No município do Rio de Janeiro, em 1995, inquérito realizado por Toledo e cols, mostrou 9,8% de positividade de HIV em pacientes adultos com tuberculose, destacando-se que na região central do município este percentual veio a ser de 20,7%.

Pelo sistema rotineiro de notificação dos casos de tuberculose, tem-se observado percentuais de associação muito diversos entre as Unidades Federadas: maior nas do sul e do sudeste e menor nas das outras regiões, exceto o Distrito Federal que, situado no centro-oeste, apresenta alto percentual. Entre os casos de aids no momento da notificação, tem-se observado um percentual de associação de tuberculose, de todas as formas, próximo de 30%, sendo a segunda causa de óbito depois de outras pneumonias. Por sua vez, em 2,5% dos casos de aids notificados há associação com micobactérias não -tuberculose.

No Brasil, cujo programa de controle da aids é amplamente reconhecido, o impacto da terapia anti-retroviral na co-infecão tuberculose-aids parece ser positivo. Entre os casos de aids está havendo uma redução da ocorrência de casos de tuberculose, um maior percentual de cura e diminuição de mortes com tuberculose associada, identificando-se a necessidade de estudos mais aprofundados para atribuir-se, à terapia anti-retroviral, esses eventos.

 

Considerações finais

Frente à gravidade da situação mundial e à permanência, em nível preocupante, da epidemia de tuberculose em nosso meio, o país, desde muito, vem sistematicamente tomando apropriadas iniciativas para combater a doença. Basta referir que desde meados da década de 60, o Ministério da Saúde padronizou e passou a distribuir, gratuitamente, em nível nacional, as drogas que integravam os esquemas terapêuticos de maior eficácia daquela época. No final dos anos setenta com os avanços da quimioterapia da tuberculose o Brasil substituiu os antigos esquemas prolongados pelos novos de curta duração que incluíam rifampicina, isoniazida e pirazinamida, os quais, como os anteriores, são, até os dias de hoje, também distribuídos gratuitamente.

Desde que a OMS, em 1993, declarou a tuberculose em estado de emergência mundial, o Brasil sinalizou, com marcos pontuais, sua posição frente às novas perspectivas do problema. Destacaram-se: o lançamento do Plano Emergencial, em 1994, que priorizou 230 municípios onde se concentra a maioria dos casos; o desenvolvimento do Centro de Excelência de Controle à Tuberculose, em 1999; e recentemente, em 2001, o Plano Nacional de Mobilização para eliminação da hanseníase e controle da tuberculose.

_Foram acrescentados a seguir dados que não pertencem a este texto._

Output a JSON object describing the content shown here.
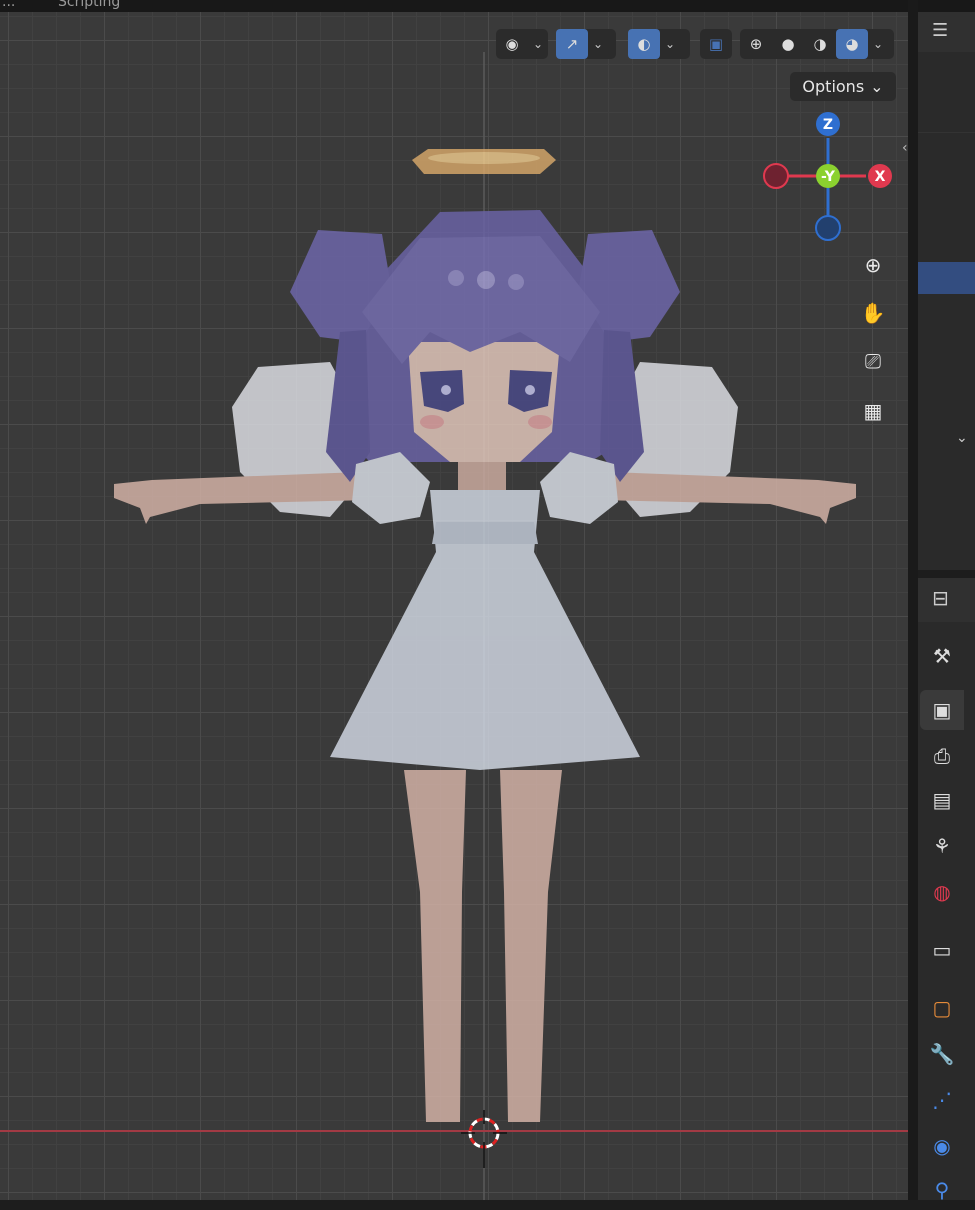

Muito já foi feito e muito ainda há de se fazer. Políticas públicas que possam efetivamente melhorar a qualidade de vida da população têm repercussões positivas no controle da tuberculose. No entanto, para os órgãos responsáveis pela saúde pública do país é necessário e prioritário a imediata melhoria das ações de busca de casos, tratamento e prevenção, bem como das atividades de promoção da saúde.

Em um país de alta prevalência como o nosso, do ponto de vista da biossegurança, as ações para o diagnóstico precoce dos casos, e seu efetivo tratamento, interessam a todos os profissionais de saúde, em particular àqueles que trabalham em grandes hospitais ou serviços de emergência. Estas unidades de saúde, funcionando como grandes portas de entrada, têm em sua demanda um número representativo de pacientes com tuberculose que, antes de seu diagnostico, circulam por suas dependências. Ocorre que, na maioria das vezes, estas unidades não têm implantadas medidas para o diagnóstico precoce e o correto manuseio destes casos, que atendam às necessidades de isolamento e cuidados de biossegurança.

Em conclusão, se o controle da tuberculose não se efetivar de forma satisfatória e, diante da ausência de inovações terapêuticas e profiláticas, seremos obrigados a conviver com as estimativas do Banco Mundial - em 2020 a tuberculose contribuirá com 55% das mortes observadas em adultos nos países em desenvolvimento (Quadro 10).